We did not observe any association between sports participation at puberty, late adolescence, early adulthood or at diagnosis and breast cancer risk in premenopausal women. The RR of breast cancer associated with an average of more than an hour each week of sports participation from ages 12 to 30 years, as compared with less often, was 1.00 (95% CI 0.86–1.16, P=0.98). Recent reviews concluded that physical activity both at young ages and in adulthood reduced the risk of breast cancer; IARC (2002) and Lagerros et al (2004). However, subsequent findings concerning premenopausal breast cancer are inconsistent, both for physical activity at young ages (Dorn et al, 2003; Steindorf et al, 2003; Yang et al, 2003; Margolis et al, 2005) and around diagnosis (Adams-Campbell et al, 2001; Gilliland et al, 2001; Matthews et al, 2001; Colditz et al, 2003; Dorn et al, 2003; Hirose et al, 2003; John et al, 2003; Steindorf et al, 2003; Yang et al, 2003; Margolis et al, 2005). Without evidence from a formal meta-analysis using individual data from all relevant studies, it is difficult to interpret the available results.
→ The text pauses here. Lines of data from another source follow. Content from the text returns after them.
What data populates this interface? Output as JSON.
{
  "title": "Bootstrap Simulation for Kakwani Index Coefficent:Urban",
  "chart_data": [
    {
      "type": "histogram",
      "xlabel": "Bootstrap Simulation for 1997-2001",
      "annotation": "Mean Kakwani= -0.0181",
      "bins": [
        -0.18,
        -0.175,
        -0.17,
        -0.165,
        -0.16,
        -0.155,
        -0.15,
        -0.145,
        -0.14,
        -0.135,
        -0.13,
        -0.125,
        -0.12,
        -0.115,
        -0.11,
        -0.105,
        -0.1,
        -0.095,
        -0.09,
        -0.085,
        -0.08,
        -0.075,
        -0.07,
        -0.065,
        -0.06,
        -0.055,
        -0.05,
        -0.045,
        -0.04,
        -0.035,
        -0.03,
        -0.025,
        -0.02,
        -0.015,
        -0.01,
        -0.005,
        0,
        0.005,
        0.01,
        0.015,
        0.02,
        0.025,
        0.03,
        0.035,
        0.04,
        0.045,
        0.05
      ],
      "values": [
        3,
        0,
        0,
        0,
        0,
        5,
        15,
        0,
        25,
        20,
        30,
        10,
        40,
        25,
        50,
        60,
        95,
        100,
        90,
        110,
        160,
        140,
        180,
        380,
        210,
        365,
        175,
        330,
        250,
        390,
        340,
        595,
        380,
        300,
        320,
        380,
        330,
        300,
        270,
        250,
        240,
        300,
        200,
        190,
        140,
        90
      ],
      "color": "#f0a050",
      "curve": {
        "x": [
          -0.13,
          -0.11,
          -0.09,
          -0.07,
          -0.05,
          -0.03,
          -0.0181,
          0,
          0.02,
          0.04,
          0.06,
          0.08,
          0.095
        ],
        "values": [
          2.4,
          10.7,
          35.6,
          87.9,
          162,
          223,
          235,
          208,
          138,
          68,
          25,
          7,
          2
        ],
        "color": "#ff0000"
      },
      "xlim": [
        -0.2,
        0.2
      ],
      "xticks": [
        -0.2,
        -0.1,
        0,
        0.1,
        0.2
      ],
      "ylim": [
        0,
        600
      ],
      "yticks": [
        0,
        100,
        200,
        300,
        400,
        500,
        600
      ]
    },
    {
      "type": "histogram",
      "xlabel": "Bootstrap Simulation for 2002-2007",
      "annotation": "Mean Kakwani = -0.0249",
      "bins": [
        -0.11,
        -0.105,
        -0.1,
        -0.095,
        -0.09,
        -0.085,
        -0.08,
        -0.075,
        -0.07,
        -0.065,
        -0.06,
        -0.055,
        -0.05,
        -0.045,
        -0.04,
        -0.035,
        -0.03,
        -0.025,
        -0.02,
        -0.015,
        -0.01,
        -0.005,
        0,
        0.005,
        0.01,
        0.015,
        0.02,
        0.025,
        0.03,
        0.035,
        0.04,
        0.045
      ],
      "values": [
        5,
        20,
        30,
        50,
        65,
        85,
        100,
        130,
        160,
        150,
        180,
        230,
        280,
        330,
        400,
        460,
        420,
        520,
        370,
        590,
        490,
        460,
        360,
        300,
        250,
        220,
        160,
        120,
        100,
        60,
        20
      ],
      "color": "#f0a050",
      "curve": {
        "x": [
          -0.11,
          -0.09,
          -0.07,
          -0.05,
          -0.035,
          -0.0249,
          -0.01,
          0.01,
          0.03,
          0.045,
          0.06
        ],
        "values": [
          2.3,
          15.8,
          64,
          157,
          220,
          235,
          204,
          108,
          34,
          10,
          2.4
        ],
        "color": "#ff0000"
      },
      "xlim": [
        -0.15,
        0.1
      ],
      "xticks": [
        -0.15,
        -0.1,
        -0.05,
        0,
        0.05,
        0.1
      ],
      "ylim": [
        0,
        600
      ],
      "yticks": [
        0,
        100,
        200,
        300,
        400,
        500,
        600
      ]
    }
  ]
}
This is the largest study of premenopausal breast cancer on body fatness and sports participation at young ages with an over 80% power to detect an RR of 0.77 or less for at least 4 h week−1 of sports participation at young ages. It is population based, and had high participation rates among both cases and controls. It included detailed information about body fatness at different ages, and life-course physical activity including its duration, as well as about potential confounding factors. Nevertheless, differential and nondifferential misclassification may limit the validity of findings based on retrospective assessment of exposures. In addition, we lacked information on types of physical activity other than sports (for example, occupational physical activity, housework, gardening and transportation). However, sports participation could, however, be assumed to account for the major proportion of physical activity at young ages.

In summary, this large study provides evidence of an inverse association between body fatness, but not physical activity, at young ages and the risk of breast cancer in premenopausal women.